My two-year-old loves to draw and colour. She draws constantly, often insisting on carrying drawing things into the car, to the dinner table, or into bed with her. Because of this, we’ve tried out a lot of children’s art supplies. Here’s a comparative look at two types of markers by the well-known Crayola company.
Crayola Flip-Top Markers
Crayola produces Flip-Top markers. These are the size of large markers, and available in many of the same colours. The difference is in the lid. Rather than the traditional lid, it has a lid that is attached and can be ‘flipped’ off. They cost about the same as other varieties of Crayola pens, and although they’re not as common as traditional ones, they’re not difficult to find either. I bought them for my daughter at Asda (Wal-Mart).

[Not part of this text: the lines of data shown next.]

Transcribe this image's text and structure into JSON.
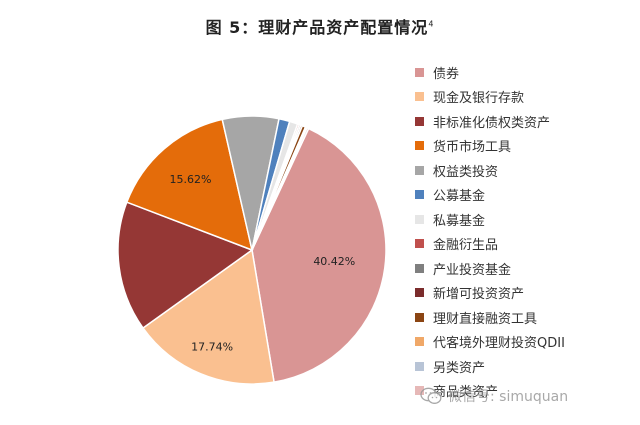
{
  "title": "图 5：理财产品资产配置情况",
  "title_note": "4",
  "watermark": "微信号: simuquan",
  "chart_data": {
    "type": "pie",
    "title": "图 5：理财产品资产配置情况",
    "start_angle_deg": -65,
    "direction": "clockwise",
    "slices": [
      {
        "name": "债券",
        "value": 40.42,
        "color": "#d99594",
        "label": "40.42%"
      },
      {
        "name": "现金及银行存款",
        "value": 17.74,
        "color": "#fac090",
        "label": "17.74%"
      },
      {
        "name": "非标准化债权类资产",
        "value": 15.7,
        "color": "#953735",
        "label": ""
      },
      {
        "name": "货币市场工具",
        "value": 15.62,
        "color": "#e46c0a",
        "label": "15.62%"
      },
      {
        "name": "权益类投资",
        "value": 6.8,
        "color": "#a6a6a6",
        "label": ""
      },
      {
        "name": "公募基金",
        "value": 1.3,
        "color": "#4f81bd",
        "label": ""
      },
      {
        "name": "私募基金",
        "value": 1.0,
        "color": "#e6e6e6",
        "label": ""
      },
      {
        "name": "金融衍生品",
        "value": 0.2,
        "color": "#c0504d",
        "label": ""
      },
      {
        "name": "产业投资基金",
        "value": 0.2,
        "color": "#7f7f7f",
        "label": ""
      },
      {
        "name": "新增可投资资产",
        "value": 0.2,
        "color": "#7b2c2c",
        "label": ""
      },
      {
        "name": "理财直接融资工具",
        "value": 0.4,
        "color": "#8b4513",
        "label": ""
      },
      {
        "name": "代客境外理财投资QDII",
        "value": 0.1,
        "color": "#f0a868",
        "label": ""
      },
      {
        "name": "另类资产",
        "value": 0.1,
        "color": "#b8c4d6",
        "label": ""
      },
      {
        "name": "商品类资产",
        "value": 0.21,
        "color": "#e6b8b7",
        "label": ""
      }
    ]
  }
}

So how did they pass the toddler test? My daughter did seem a bit annoyed by the lids at first, but within five minutes she was happily drawing with them. She doesn’t have any problems opening the lid herself, although some children may have difficulties snapping the lid onto the base of the marker ( which is frustrating because then the lid either hits your hand or hangs down in the way of your drawing). So she likes them about the same as her other markers.
The big difference is that you can’t lose the lid. This means that the markers last a lot longer because they don’t dry up from having the lids left off. Although she normally doesn’t bother to do it, my toddler can replace the lid herself.
Also, the Flip-Top markers are washable. They easily come out of clothing, and will wipe off of most surfaces with just a wet-wipe.
Crayola Washable Markers
Crayola also produces a super washable range of markers. These are supposed to be easy to clean from a variety of surfaces, so I thought it would be worth trying them. They look the same as their ordinary markers, and don’t cost much more either. So I gave them to my toddler to put them to the test.
True to their name, these markers are super washable. She fell asleep for a nap with one clutched in her hand, but the big splotch of green easily washed out of her sheet. It also wiped off with just a damp cloth from furniture. In fact, the problem is that they’re too washable. They wipe away so easily that they’re messy. For example, when my daughter was colouring, the pen would smear off onto her if she brushed against the paper. Normal Crayola pens do not do this. The result was that she ended up covered in big smears of colours every time that she used them, which was annoying even if it did wash off easily.
Also, the traditional lids meant that she took them off to colour, then walked off with the pens and so it was difficult to reunite the pens and lids. I was impressed, though, by how long they lasted without the lids on; it took them much longer to dry up than cheaper brand pens do.
My verdict is definitely in favour of the flip-top pens. They are easy to use, you can’t lose the lids, and they wash out of clothes without wiping off on everything.